[QUESTION] Task chaining with shift

[tomas789]

Consider the following two-step algorithm:

Iteration 1: A1 A2 A3
Iteration 2:    B2 B3

Where task B{i} depends on tasks A{i-1} and A{i}.

The question is how to execute this workflow with Celery such that:

• No A task is executed twice.
• Each B task can start as soon as both A tasks it depends on are finished?

I've tried the following options but none has both properties.

Option 1: Two groups

I have split the two iterations into two separate groups like this.

result = group([A.s(1), A.s(2), A.s(3)]) | group([B.s(2), B.s(3)])

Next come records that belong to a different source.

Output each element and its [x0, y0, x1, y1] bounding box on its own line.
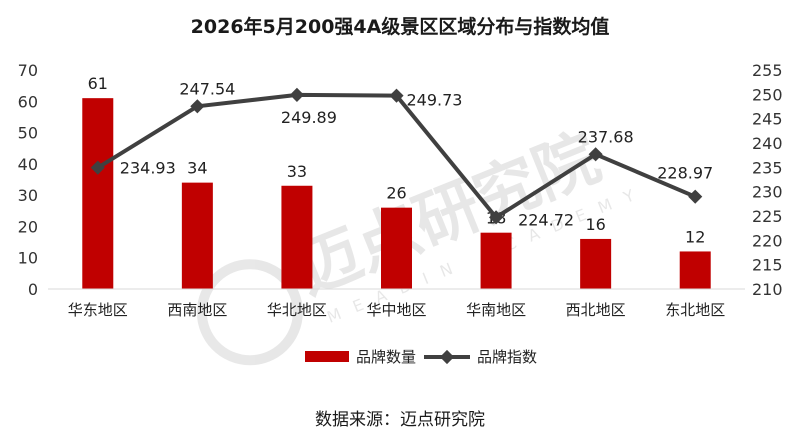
legend-bar-label: 品牌数量	[356, 348, 416, 366]
line-value-label: 228.97	[657, 164, 713, 183]
bar	[181, 182, 213, 289]
bar	[480, 232, 512, 289]
left-axis-tick-label: 20	[18, 217, 38, 236]
bar-value-label: 26	[386, 184, 406, 203]
bar	[281, 185, 313, 289]
line-value-label: 234.93	[120, 159, 176, 178]
right-axis-tick-label: 210	[752, 280, 783, 299]
left-axis-tick-label: 60	[18, 92, 38, 111]
bar-value-label: 16	[585, 215, 605, 234]
right-axis-tick-label: 255	[752, 61, 783, 80]
bar-value-label: 34	[187, 159, 207, 178]
x-axis-tick-label: 华中地区	[366, 301, 426, 319]
x-axis-tick-label: 东北地区	[665, 301, 725, 319]
left-axis: 0 10 20 30 40 50 60 70	[18, 61, 38, 299]
line-point-marker	[588, 147, 603, 162]
legend-bar-swatch	[305, 351, 349, 362]
line-value-label: 249.73	[407, 91, 463, 110]
line-data-labels: 234.93 247.54 249.89 249.73 224.72 237.68 228.…	[120, 79, 713, 229]
legend-line-label: 品牌指数	[477, 348, 537, 366]
left-axis-tick-label: 30	[18, 186, 38, 205]
line-value-label: 224.72	[518, 210, 574, 229]
bar	[580, 238, 612, 289]
right-axis-tick-label: 220	[752, 231, 783, 250]
bar-data-labels: 61343326181612	[88, 74, 706, 246]
legend-line-marker	[439, 349, 455, 365]
line-point-marker	[489, 210, 504, 225]
legend: 品牌数量 品牌指数	[305, 348, 537, 366]
right-axis-tick-label: 240	[752, 134, 783, 153]
line-value-label: 247.54	[179, 79, 235, 98]
bar-series	[82, 98, 711, 290]
watermark-logo	[196, 259, 303, 366]
x-axis-tick-label: 华北地区	[267, 301, 327, 319]
left-axis-tick-label: 50	[18, 124, 38, 143]
left-axis-tick-label: 70	[18, 61, 38, 80]
right-axis-tick-label: 215	[752, 256, 783, 275]
bar-value-label: 33	[287, 162, 307, 181]
x-axis-tick-label: 西北地区	[566, 301, 626, 319]
line-value-label: 249.89	[281, 108, 337, 127]
right-axis-tick-label: 250	[752, 85, 783, 104]
line-point-marker	[389, 88, 404, 103]
right-axis: 210 215 220 225 230 235 240 245 250 255	[752, 61, 783, 299]
bar	[381, 207, 412, 289]
right-axis-tick-label: 245	[752, 110, 783, 129]
x-axis-tick-label: 西南地区	[167, 301, 227, 319]
right-axis-tick-label: 230	[752, 183, 783, 202]
left-axis-tick-label: 10	[18, 249, 38, 268]
bar-value-label: 61	[88, 74, 108, 93]
x-axis-labels: 华东地区 西南地区 华北地区 华中地区 华南地区 西北地区 东北地区	[68, 301, 725, 319]
line-point-marker	[688, 189, 703, 204]
line-series	[90, 87, 703, 225]
line-value-label: 237.68	[578, 127, 634, 146]
left-axis-tick-label: 0	[28, 280, 38, 299]
bar-value-label: 12	[685, 227, 705, 246]
data-source: 数据来源：迈点研究院	[315, 410, 485, 430]
left-axis-tick-label: 40	[18, 155, 38, 174]
bar	[679, 251, 711, 289]
x-axis-tick-label: 华东地区	[68, 301, 128, 319]
line-point-marker	[289, 87, 304, 102]
bar	[82, 98, 114, 290]
x-axis-tick-label: 华南地区	[466, 301, 526, 319]
right-axis-tick-label: 225	[752, 207, 783, 226]
chart-title: 2026年5月200强4A级景区区域分布与指数均值	[190, 16, 610, 38]
right-axis-tick-label: 235	[752, 158, 783, 177]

The problem with this execution is that the whole group with A tasks needs to finish before the B group can start. This leads to the desired result but not to the optimal utilization of the resources.

Option 2: Chords

result = group([
    chord([A.s(1), A.s(2)], B.s(2)),
    chord([A.s(2), A.s(3)], B.s(3))
])

The problem here is that A.s(2) is called twice. I can manage this inside of my application but that requires sort of distributed locks and more careful handling of what is already done and what needs to be done. Executing A.s(2) twice is not an option. Tasks are idempotent but the execution takes too long.

This is based on my question at StackOverflow.

[auvipy]

can you please check some related issues with the canvas tag? this type of issue might already exist. or might not so checking the tagged issues would be helpful.